I suspect that confusion over the moral standing of actions lies behind the current mania for apology. The pertinent fact, again, isn’t whether a transgressor claims to feel sorry for a particular act, but the degree to which his character may be flawed.
Character is a pattern of behavior projected into the future. Because they look to a pattern, judgments on character can be remarkably forgiving. Good people, we know, are prone to moments of weakness and failure: that doesn’t make them bad, just human. By the same token, judgment can be merciless: Hitler was kind to his dogs and thoughtful with his secretaries, but he remained a moral monster.
Who does the judging? Since the individual is trapped in subjectivity, the only alternative is the community. A vague, overused word, but in this context it includes every level of human association from family and friends to one’s country. Thus my friends and coworkers can portray my character far more accurately than I can. If my brother-in-law were to ask, he would learn from his extended family how good he truly is.

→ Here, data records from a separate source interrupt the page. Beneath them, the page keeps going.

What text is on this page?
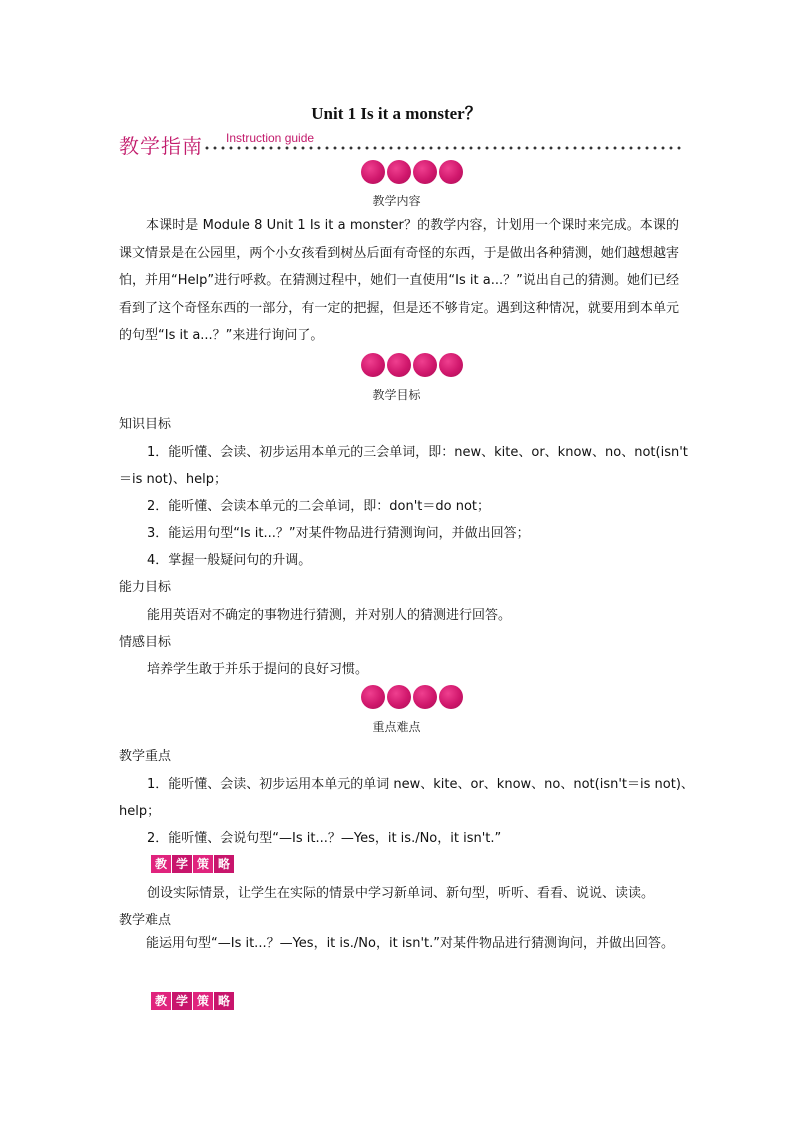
Unit 1 Is it a monster？
教学指南 Instruction guide
教学内容
本课时是 Module 8 Unit 1 Is it a monster？的教学内容，计划用一个课时来完成。本课的课文情景是在公园里，两个小女孩看到树丛后面有奇怪的东西，于是做出各种猜测，她们越想越害怕，并用“Help”进行呼救。在猜测过程中，她们一直使用“Is it a...？”说出自己的猜测。她们已经看到了这个奇怪东西的一部分，有一定的把握，但是还不够肯定。遇到这种情况，就要用到本单元的句型“Is it a...？”来进行询问了。
教学目标
知识目标
1．能听懂、会读、初步运用本单元的三会单词，即：new、kite、or、know、no、not(isn't
＝is not)、help；
2．能听懂、会读本单元的二会单词，即：don't＝do not；
3．能运用句型“Is it...？”对某件物品进行猜测询问，并做出回答；
4．掌握一般疑问句的升调。
能力目标
能用英语对不确定的事物进行猜测，并对别人的猜测进行回答。
情感目标
培养学生敢于并乐于提问的良好习惯。
重点难点
教学重点
1．能听懂、会读、初步运用本单元的单词 new、kite、or、know、no、not(isn't＝is not)、
help；
2．能听懂、会说句型“—Is it...？—Yes，it is./No，it isn't.”
教 学 策 略
创设实际情景，让学生在实际的情景中学习新单词、新句型，听听、看看、说说、读读。
教学难点
能运用句型“—Is it...？—Yes，it is./No，it isn't.”对某件物品进行猜测询问，并做出回答。
教 学 策 略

The public knowledge of a person’s character used to be called his reputation. Not too long ago, people went to inordinate lengths to protect their reputations; none more so than George Washington, the greatest of the Founding Fathers exactly because of his obsessive concern with reputation and character. So let me close with a bit from Gordon Wood’s new book on the Founders, depicting Washington as he tried to decide whether to accept, as a private citizen, a gift of 150 shares from the canal companies:
Few decisions in Washington’s career caused more distress than this one. He wrote to everyone he knew. . . seeking “the best information and advice” on the disposition of the shares. “How would this matter then be viewed by the eyes of the world?” he asked. Would not his reputation for virtue be harmed? Would not accepting the shares “deprive me of the principal thing which is laudable in my conduct?” — that is, his disinterestedness.
The story would be comic if Washington had not been so deadly earnest. . . In letter after letter he expressed real anguish.
Of course, he refused the shares. But I find this portrait of the wealthy Washington agonizing over a few shares of stock strangely moving, and far removed from our time and place.